HomeNewsBriefDeath of Emerald Magnate’s Son Raises Tensions in Colombia
BRIEF

Death of Emerald Magnate’s Son Raises Tensions in Colombia

COLOMBIA / 30 JAN 2014 BY MICHAEL LOHMULLER EN

Emerald miners in Colombia will soon meet with church and police representatives in an attempt to avert a bloody conflict, as ongoing tension highlights the government’s failure to curb criminality in one of the country’s biggest industries.

The recent death of the son of one of Colombia’s most powerful emerald magnates Pedro Rincon Castillo, alias “Pedro Orejas,” following a grenade attack late last year, has heightened fears that a new wave of violence could escalate, reported El Espectador. During the burial of her son Rincon’s wife named a number of rival emerald merchants as those responsible for the attack, which killed four people in the mining region of Boyaca last November. Rincon himself, who is seen as Colombia’s new “Emerald Czar” following the death of Victor Carranza last April, has been imprisoned for three months and was not allowed to attend the funeral. 

SEE ALSO: Colombia News and Profiles

Police Colonel Carlos Gutierrez told El Espectador that 150 extra police had since been sent to the area. Meanwhile, the church, regional authorities and businesses have asked the mining clans to renew peace accords made in 1990 following a series of “Green Wars” that killed more than 3,000 people. An associate of Rincon’s said the talks were essential. “We want a zone of tranquility and peace,” he said.

InSight Crime Analysis

Uncertainty has swirled around Colombia’s emerald industry and its fragile peace since Carranza’s decline and death. The emerald czar, while believed to have worked closely with paramilitaries and even directed his own personal army, ultimately signed a peace agreement with his major enemies and became a key figure in maintaining that peace (and controlling most of the profits). The grenade attack last November was a worrying sign that fears his passing would end this status quo were becoming a reality.

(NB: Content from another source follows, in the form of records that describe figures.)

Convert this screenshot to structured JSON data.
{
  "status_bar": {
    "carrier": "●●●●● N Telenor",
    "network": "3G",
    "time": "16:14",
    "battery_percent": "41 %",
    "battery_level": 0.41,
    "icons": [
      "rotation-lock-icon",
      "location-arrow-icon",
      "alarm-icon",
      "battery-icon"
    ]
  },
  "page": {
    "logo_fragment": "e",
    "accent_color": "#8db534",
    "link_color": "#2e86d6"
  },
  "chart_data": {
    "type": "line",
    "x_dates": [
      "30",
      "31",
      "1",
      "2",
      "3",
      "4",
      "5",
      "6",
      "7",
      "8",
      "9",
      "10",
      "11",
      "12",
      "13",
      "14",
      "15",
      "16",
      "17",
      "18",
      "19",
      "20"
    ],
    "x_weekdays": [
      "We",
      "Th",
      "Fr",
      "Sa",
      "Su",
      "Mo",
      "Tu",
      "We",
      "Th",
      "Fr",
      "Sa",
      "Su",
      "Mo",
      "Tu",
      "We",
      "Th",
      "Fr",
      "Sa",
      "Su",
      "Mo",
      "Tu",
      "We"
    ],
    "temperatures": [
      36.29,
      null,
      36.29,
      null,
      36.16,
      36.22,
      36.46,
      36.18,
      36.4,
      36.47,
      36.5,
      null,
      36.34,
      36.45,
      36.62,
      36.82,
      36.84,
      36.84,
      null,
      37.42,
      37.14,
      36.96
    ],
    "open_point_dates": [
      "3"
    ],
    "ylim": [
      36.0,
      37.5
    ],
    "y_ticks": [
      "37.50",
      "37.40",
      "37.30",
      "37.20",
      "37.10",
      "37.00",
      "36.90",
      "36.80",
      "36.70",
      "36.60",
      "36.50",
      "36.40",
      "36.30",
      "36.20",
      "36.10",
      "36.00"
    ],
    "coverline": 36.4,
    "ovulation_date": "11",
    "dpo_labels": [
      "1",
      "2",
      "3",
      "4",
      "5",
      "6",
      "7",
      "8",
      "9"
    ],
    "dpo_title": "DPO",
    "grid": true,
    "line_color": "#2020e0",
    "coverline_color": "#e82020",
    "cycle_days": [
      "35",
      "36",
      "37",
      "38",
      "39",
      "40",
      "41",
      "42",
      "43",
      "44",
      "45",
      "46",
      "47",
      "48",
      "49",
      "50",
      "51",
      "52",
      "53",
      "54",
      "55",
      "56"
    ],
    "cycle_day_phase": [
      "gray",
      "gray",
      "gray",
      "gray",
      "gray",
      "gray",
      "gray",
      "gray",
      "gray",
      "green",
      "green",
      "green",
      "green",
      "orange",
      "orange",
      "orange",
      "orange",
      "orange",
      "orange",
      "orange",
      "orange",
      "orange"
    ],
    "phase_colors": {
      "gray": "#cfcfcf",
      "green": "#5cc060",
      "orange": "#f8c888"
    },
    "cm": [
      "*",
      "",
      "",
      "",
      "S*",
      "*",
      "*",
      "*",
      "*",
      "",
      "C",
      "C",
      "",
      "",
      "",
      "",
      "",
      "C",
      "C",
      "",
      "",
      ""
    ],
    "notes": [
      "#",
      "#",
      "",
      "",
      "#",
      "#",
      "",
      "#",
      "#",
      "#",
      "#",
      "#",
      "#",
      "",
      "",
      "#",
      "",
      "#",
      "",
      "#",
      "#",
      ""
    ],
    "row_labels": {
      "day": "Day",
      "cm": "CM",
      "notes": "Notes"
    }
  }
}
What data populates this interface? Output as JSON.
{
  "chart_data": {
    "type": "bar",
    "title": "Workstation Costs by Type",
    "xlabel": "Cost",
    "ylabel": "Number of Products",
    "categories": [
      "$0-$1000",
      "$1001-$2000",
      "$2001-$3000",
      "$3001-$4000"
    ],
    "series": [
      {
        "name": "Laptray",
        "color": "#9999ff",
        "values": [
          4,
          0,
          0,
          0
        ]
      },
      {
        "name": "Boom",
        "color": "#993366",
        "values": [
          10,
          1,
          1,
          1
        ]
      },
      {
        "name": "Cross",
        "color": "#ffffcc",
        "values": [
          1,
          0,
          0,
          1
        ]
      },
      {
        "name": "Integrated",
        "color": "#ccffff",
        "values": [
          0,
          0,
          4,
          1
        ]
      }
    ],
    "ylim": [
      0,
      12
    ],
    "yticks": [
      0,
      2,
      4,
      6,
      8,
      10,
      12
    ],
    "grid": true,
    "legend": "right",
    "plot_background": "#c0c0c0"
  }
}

The tension highlights the lawlessness of the mountainous Boyaca region and begs the question of how the Colombian government still has such little control over one of its major industries. More than 25 years after the Green Wars broke out, the government has failed to rein in violence and criminality — indeed quite the opposite, as it has spread to other mining sectors, particularly gold.